Not taught any longer, so new shooters should certainly not fool with it, but as long as it's been around you will see many VERY good shooters using it, but that's because of years of practice, not any benefit of the grip.

still 2 many choices
July 23, 2006, 02:28 PM
I do the same grip(left index on trigger guard), and shoot the same gun(Glock 23), and find it intuitive for me to grab the weapon this way. Did it the first time I handled the 23, will continue to do so until I find I am more accurate handling the weapon another way. Cheers to the ,"European Grip"...:D !

Still 2 Many Choices!?

hksigwalther
July 23, 2006, 05:16 PM
Uh, let's call it, "Freedom Grip".

BerettaBuckeye
July 23, 2006, 08:21 PM
You will never see top competitors in IPSC or any other speed/accuracy sport with their finger in front of the trigger guard because it compromises both speed and accuracy when they are put together. You can plink or shoot with your buddies and think that finger out front is helping but take that s*** to a tournament and see what happens. I certainly found out the hard way and wasted over a year practicing a flawed technique


Apparently Jerry Barnharttook that s**t to at least a few tournaments...anyone know what happened?

Lurper
July 23, 2006, 11:03 PM
Better take a better look at your picture. Burner's finger is not wrapped around the trigger guard. Very few top competitors shoot that way for a reason. Some succeed in spite of their efforts, not because of them. By wrapping your finger around the front of the trigger guard, you introduce inconsistant pressure and tension to your grip. Wrapping your finger around the trigger guard was popular in the 80's and with people who learned to shoot weaver. It has the same drawbacks as many of those similar techniques.

kentak
July 27, 2006, 10:00 PM
I say anyone who says there is only one way for everyone to hold a gun is all wet. People are different, guns are different. Find what works for you with a particular gun and practice it.

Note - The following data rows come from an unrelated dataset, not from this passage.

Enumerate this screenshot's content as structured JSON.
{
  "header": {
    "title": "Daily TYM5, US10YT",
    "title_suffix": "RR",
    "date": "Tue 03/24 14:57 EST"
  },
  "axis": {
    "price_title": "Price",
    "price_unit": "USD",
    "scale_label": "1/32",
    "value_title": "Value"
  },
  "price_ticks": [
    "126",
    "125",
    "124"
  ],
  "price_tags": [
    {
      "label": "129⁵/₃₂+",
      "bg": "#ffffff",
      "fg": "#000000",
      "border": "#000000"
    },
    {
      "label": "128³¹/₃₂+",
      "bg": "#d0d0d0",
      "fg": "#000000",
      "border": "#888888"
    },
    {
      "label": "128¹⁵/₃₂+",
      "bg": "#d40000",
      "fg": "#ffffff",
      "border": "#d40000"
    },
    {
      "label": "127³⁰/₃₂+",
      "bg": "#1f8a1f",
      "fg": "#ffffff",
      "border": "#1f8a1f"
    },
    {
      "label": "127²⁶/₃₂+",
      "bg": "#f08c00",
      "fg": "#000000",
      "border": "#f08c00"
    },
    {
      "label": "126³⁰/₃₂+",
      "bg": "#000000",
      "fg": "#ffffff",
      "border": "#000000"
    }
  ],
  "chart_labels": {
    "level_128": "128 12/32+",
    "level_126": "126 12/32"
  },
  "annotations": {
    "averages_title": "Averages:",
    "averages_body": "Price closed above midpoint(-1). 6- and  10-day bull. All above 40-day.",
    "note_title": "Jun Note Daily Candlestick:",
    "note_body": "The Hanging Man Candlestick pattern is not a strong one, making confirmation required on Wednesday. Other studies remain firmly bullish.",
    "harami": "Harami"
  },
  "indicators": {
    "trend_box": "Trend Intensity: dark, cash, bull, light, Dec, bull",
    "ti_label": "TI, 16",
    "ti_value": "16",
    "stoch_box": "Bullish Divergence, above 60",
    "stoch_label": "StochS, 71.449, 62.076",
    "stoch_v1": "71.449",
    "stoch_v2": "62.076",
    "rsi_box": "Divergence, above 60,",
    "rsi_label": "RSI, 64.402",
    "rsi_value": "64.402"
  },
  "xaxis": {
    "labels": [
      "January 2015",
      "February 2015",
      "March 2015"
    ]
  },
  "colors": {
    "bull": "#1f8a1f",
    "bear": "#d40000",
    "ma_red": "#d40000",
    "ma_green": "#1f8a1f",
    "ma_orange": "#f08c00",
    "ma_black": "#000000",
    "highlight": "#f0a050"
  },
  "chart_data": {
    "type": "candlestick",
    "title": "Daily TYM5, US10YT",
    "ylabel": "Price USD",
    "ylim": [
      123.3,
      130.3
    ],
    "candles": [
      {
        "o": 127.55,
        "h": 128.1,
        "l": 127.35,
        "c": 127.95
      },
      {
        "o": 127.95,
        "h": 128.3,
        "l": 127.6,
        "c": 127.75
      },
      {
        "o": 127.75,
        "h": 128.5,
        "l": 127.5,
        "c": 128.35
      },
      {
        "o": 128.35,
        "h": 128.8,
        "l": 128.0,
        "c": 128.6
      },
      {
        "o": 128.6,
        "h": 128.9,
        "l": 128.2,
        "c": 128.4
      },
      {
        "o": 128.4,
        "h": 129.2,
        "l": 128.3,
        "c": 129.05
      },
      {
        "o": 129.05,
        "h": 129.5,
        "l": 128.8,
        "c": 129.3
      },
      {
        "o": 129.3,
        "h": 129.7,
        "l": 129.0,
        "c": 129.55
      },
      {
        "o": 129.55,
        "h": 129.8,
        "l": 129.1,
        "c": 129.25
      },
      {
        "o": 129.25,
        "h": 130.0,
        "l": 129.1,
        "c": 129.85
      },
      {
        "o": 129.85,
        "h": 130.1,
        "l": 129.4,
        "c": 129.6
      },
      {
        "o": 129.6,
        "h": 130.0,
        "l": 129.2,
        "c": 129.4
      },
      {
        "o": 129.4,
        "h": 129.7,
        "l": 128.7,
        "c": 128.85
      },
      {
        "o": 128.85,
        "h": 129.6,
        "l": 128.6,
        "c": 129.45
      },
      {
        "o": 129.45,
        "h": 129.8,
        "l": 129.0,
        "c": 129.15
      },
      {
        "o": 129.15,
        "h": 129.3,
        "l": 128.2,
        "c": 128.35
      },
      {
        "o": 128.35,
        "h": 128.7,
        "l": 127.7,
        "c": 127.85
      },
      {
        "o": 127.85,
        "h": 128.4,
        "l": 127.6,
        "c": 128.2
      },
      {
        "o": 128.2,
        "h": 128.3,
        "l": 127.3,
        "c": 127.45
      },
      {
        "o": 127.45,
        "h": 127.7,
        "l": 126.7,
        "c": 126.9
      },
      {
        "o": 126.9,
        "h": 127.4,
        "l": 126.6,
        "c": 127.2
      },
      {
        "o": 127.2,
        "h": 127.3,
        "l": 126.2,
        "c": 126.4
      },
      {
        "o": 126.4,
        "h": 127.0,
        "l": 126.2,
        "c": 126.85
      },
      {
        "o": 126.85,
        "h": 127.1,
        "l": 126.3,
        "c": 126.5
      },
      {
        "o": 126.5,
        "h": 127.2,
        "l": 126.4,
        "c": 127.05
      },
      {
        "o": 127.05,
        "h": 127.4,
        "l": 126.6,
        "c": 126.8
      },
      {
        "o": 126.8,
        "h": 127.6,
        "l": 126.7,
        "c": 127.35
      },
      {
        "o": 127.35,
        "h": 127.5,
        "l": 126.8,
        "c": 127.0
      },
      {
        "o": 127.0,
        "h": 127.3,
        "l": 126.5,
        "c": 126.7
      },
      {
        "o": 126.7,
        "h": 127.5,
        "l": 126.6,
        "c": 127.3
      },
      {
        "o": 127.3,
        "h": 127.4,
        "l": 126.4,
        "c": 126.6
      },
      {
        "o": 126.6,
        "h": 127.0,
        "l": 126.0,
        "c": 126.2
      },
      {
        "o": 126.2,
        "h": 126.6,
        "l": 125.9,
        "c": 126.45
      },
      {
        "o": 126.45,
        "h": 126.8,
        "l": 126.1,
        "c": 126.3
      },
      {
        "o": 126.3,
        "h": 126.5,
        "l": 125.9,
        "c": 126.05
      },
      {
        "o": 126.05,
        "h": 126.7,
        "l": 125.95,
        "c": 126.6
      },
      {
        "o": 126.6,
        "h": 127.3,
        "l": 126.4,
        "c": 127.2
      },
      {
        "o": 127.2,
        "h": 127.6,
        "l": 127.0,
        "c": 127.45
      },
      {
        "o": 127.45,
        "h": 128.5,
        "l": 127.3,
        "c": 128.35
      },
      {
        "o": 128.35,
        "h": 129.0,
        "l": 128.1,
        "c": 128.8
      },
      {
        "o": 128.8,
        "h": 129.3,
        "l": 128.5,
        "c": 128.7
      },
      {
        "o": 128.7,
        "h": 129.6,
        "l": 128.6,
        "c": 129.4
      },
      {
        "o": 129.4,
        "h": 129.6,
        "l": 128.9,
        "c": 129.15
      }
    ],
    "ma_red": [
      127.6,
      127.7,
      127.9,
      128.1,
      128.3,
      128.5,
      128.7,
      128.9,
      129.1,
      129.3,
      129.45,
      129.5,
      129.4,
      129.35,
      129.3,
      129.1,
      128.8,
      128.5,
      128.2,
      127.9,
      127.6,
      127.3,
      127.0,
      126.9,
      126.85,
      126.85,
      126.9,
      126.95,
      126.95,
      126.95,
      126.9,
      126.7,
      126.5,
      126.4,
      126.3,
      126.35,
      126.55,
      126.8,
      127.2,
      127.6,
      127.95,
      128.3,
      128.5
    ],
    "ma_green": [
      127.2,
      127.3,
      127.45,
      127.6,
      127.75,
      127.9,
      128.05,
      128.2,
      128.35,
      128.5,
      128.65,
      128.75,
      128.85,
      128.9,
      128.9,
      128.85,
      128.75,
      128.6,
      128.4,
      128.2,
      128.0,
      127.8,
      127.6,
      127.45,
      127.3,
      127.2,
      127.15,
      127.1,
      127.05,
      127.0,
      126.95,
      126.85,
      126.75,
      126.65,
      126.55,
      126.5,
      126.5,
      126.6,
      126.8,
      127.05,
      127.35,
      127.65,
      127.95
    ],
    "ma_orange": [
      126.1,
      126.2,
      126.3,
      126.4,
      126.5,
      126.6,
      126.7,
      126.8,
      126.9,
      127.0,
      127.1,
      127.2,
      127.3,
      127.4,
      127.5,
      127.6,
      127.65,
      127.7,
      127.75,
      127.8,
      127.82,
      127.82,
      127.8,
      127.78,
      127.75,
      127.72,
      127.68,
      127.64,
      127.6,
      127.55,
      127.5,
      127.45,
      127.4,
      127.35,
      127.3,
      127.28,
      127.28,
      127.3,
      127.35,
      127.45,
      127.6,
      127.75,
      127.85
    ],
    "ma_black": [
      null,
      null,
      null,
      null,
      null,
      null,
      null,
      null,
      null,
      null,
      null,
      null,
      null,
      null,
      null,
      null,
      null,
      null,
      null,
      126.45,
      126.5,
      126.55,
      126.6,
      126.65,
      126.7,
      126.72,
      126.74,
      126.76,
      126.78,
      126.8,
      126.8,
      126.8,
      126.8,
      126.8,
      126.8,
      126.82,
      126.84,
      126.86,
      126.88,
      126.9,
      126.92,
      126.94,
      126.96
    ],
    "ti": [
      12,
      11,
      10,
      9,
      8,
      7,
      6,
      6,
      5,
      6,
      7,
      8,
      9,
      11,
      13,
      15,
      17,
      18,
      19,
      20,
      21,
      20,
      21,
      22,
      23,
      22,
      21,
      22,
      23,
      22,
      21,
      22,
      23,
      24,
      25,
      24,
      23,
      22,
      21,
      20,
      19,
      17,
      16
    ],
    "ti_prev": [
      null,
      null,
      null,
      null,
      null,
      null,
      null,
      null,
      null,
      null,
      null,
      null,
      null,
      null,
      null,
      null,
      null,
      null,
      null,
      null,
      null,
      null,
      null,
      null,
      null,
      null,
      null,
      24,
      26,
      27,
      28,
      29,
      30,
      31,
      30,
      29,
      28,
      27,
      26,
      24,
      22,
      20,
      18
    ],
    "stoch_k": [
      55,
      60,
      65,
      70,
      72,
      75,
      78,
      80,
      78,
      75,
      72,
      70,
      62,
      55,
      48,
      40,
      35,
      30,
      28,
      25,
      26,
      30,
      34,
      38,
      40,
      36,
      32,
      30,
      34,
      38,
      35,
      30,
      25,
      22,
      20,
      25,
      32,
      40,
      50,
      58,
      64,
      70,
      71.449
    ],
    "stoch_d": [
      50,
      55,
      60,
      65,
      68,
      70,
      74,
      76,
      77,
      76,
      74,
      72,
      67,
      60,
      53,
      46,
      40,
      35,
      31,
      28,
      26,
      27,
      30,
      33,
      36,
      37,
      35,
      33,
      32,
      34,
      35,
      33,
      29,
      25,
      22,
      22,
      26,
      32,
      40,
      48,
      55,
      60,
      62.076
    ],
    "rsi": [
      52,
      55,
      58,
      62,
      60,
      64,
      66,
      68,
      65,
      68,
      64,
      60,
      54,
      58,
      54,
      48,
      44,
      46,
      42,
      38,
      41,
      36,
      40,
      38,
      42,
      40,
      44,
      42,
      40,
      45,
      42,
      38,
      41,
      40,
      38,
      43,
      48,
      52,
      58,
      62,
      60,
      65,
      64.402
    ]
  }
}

I had a tendency to pull left when shooting my Glocks. A weak-side finger laid on the side of the front of the trigger guard helps stabilize my grip and re-centered my shots.

K

FirstFreedom
August 17, 2006, 05:59 PM
Yes, definitely - that's what that serrated boxy part is there for. I keep the left index finger on the trigger guard's front and pull back in - it reduces muzzle flip significantly and helps me stay on target. MOST serious gunners do NOT do this, however. I dunno why, because it sure seems to help me.

Better take a better look at your picture. Burner's finger is not wrapped around the trigger guard.

His name is Barnhart and he most certainly does appear to have his finger wrapped around the trigger guard.

Edit: I see that it's been explained why most serious gunners don't to this. I dunno; works for me, but I'm not a serious handgunner either, just a hobbyist 3-gunner, so I'm sure I'd change it up if I got serious into IPSC, for the reasons mentioned.

Lurper
August 24, 2006, 09:00 AM
His name is Barnhart and he most certainly does appear to have his finger wrapped around the trigger guard.
If you know him, his nickname is "Burner" and his finger is not wrapped around the trigger guard. Having had the pleasure of shooting with him and most of the legendary names in our sport I have first hand observation of his technique and have never seen him wrap his finger around the trigger guard. Some of the European shooters do with success, but that success is in spite of their efforts, not because of them. You control the gun better by having a neutral, relaxed grip. Not by trying to squeeze the gun tightly. While it's true that there is more than one way to do things, it is also true that there is usually a best way. If you don't think so, take a look at all of the dominant shooters and see what they do. There is a reason that they dominate.

FirstFreedom
September 1, 2006, 07:36 PM
Ok, I'll buy that...

Makarov The Lucky
November 28, 2006, 04:11 AM
The problem is that you could accidently put your finger inside the trigger guard in a tense situation and pull the trigger. Although this works I wouldnt recommend it. For the simple fact that I was trained not to do so.
But before that, before I had learned how to shoot regularly. I did use this technique.